After two years she needed more of a challenge. In 2014 as part of her visual arts course, Lila had spent a semester in Nottingham on an exchange programme where she studied public culture and the visual arts. When she returned she went back to the newspaper before starting to work in university extension projects and exhibitions in Belo Horizonte through the federal university’s science museum. This is something she has been doing up until she left Brazil for Cambridge in September 2021.

In her first project, she curated an exhibition focused on the restoration of an urban water basin in Belo Horizonte, collaborating with a university extension project, artists and local communities to raise environmental consciousness. From then on she worked in exhibitions, either as an assistant curator or in elaborating exhibit and graphic design projects, including one on the dictatorship period in Brazil. “The aim was to make knowledge accessible in a more interesting, fun way,” says Lila.

Master’s and beyond

In 2016 she finished her second degree. For her thesis she was interested in exploring the relationship between politics and aesthetics, in particular in relation to community currencies. In 2018, Lila began a master’s at the Federal University of Minas Gerais where she delved deeper into the names and visuals used by the currencies which are very tied to local memory and community. What fascinated her is how they include aspects of community life which are not represented in the national discourse.

She travelled to three places in Brazil which had community currencies to speak to local people. Her thesis has four visual chapters that are just images of the currencies. It investigates how the images represent different subjectivities and feelings of belonging and pride.

While doing her master’s Lila had been reading some papers by Sian Lazar at the University of Cambridge. She discovered that she was accepting PhD students so she emailed Lazar and heard back the same day. At the time Lila was working on a project called Córregos Vivos (‘living streams’) with a collective of artists and architects which was looking at the relationship between the river and the local community in relation to ecological issues. Lila’s group was focused on alternative economic ideas and proposed a community bank as a way to restore the river basin area. The idea didn’t take off, but Lila is keen to explore it further in her interdisciplinary PhD on Latin American Studies.

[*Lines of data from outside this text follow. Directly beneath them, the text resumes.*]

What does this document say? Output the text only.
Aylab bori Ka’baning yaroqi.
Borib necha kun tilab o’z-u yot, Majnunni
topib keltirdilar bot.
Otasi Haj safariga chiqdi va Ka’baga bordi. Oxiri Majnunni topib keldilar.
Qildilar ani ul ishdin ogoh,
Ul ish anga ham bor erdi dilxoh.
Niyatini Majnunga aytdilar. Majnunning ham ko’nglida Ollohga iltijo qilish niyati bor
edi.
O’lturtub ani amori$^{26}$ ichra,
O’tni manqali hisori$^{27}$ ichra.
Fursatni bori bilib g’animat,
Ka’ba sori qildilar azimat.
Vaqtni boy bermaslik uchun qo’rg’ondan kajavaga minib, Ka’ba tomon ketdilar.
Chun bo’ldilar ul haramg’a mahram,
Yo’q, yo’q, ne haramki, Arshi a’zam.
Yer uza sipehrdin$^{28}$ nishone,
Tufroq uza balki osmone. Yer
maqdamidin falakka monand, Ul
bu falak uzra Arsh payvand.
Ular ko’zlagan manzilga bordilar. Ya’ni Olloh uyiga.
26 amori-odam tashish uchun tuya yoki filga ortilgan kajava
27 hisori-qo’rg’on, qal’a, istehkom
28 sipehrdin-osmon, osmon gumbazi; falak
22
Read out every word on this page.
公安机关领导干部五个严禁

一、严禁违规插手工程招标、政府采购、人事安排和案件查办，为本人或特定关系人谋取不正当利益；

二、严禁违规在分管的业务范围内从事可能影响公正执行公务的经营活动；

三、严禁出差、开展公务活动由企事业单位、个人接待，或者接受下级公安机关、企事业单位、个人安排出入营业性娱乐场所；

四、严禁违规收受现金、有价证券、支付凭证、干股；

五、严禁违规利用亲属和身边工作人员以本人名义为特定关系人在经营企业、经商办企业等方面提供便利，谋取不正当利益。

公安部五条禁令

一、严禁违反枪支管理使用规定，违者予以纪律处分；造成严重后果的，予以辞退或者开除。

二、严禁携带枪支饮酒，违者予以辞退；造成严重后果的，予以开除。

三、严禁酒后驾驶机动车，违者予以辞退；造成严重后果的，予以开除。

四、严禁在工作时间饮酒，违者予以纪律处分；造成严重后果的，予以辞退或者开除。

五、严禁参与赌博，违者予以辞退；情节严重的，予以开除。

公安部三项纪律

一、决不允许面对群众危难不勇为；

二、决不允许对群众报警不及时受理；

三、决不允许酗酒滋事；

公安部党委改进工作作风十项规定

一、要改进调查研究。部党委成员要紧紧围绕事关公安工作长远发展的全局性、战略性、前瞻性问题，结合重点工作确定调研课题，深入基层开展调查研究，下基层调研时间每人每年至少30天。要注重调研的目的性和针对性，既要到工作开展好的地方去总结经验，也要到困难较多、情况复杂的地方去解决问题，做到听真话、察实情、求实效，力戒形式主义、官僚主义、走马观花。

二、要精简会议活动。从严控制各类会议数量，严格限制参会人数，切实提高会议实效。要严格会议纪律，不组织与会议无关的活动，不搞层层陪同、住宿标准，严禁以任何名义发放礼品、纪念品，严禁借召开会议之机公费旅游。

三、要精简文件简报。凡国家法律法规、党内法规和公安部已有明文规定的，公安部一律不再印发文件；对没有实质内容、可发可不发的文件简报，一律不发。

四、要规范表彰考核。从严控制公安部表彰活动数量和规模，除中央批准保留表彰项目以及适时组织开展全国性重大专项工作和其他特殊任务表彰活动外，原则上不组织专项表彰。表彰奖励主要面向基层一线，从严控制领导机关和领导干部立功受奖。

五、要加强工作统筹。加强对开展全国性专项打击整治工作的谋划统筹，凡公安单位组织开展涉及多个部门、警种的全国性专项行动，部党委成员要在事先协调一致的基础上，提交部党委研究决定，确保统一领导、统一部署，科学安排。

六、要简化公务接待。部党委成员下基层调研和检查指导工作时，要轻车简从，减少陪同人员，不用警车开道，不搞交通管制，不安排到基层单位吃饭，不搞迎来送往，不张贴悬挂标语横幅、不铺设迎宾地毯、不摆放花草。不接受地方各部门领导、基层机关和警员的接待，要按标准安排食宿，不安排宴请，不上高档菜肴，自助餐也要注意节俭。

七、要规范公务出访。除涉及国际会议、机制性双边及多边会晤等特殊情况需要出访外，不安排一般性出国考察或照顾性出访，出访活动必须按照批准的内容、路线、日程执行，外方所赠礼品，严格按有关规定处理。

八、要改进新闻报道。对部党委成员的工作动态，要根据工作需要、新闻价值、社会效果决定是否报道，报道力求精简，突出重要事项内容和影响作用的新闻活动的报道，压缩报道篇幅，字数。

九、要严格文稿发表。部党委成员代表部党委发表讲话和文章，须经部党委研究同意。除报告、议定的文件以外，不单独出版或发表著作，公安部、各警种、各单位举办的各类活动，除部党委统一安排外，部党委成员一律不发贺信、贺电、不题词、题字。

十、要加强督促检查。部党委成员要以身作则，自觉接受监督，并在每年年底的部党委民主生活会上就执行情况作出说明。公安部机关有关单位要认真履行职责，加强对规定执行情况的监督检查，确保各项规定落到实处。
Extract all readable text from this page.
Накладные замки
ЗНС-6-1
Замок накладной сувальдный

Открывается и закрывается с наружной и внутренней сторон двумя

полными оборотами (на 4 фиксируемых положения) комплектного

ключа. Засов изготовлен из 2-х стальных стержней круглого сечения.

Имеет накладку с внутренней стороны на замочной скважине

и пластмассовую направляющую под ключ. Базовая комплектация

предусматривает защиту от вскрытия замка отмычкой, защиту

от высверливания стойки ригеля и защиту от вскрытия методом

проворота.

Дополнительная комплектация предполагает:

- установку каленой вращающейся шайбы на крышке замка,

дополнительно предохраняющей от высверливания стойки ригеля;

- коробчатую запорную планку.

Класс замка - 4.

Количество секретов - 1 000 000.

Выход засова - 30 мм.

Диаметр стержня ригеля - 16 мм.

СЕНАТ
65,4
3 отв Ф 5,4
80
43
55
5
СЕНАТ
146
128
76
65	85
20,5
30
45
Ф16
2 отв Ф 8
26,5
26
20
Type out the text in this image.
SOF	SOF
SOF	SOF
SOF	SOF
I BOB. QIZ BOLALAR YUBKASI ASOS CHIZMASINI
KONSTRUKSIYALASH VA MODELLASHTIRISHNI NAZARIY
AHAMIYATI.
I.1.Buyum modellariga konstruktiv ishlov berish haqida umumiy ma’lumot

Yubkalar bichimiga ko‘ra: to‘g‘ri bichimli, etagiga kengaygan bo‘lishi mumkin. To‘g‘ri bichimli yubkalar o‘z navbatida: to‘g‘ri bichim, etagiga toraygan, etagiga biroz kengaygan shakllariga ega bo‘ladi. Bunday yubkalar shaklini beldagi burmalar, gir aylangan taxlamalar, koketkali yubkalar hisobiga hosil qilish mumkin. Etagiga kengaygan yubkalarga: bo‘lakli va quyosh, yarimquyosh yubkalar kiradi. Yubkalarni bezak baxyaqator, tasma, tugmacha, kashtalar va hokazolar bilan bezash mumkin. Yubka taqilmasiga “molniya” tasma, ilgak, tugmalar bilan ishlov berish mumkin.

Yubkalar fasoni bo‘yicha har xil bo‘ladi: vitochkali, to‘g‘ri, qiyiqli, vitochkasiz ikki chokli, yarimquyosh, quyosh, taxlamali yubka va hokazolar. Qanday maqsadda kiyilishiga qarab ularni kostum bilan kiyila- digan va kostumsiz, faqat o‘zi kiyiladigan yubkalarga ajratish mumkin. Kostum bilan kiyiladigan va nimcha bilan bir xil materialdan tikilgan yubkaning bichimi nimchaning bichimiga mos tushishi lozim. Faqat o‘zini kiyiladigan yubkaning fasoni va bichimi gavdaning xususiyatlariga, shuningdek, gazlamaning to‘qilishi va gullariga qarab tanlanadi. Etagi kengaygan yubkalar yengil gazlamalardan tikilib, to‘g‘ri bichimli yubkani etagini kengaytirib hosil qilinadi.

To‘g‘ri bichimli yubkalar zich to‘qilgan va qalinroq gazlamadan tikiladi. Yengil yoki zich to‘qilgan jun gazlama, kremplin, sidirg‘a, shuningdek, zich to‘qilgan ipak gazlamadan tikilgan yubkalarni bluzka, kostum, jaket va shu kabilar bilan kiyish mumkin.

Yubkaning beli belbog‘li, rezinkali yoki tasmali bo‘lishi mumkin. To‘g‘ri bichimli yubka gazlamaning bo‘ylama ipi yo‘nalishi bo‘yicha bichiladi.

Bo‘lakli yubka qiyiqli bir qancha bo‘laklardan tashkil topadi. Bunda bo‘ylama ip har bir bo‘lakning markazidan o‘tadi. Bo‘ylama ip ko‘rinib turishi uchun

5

She plans to do fieldwork next year in an area where a community currency has been in place for years and in another where it is less established so she can understand what works and what doesn’t. One area of interest is the migration of community currencies online and onto apps and how this has enabled community banks in different parts of the country to band together and form local and national networks.

This means they can be more self-sufficient and easier to use. It is a phenomenon that has accelerated as a result of the pandemic. “I am interested in studying how currencies fulfil their aim of helping local communities and how they help us to rethink capitalism through a series of little revolutions,” she says.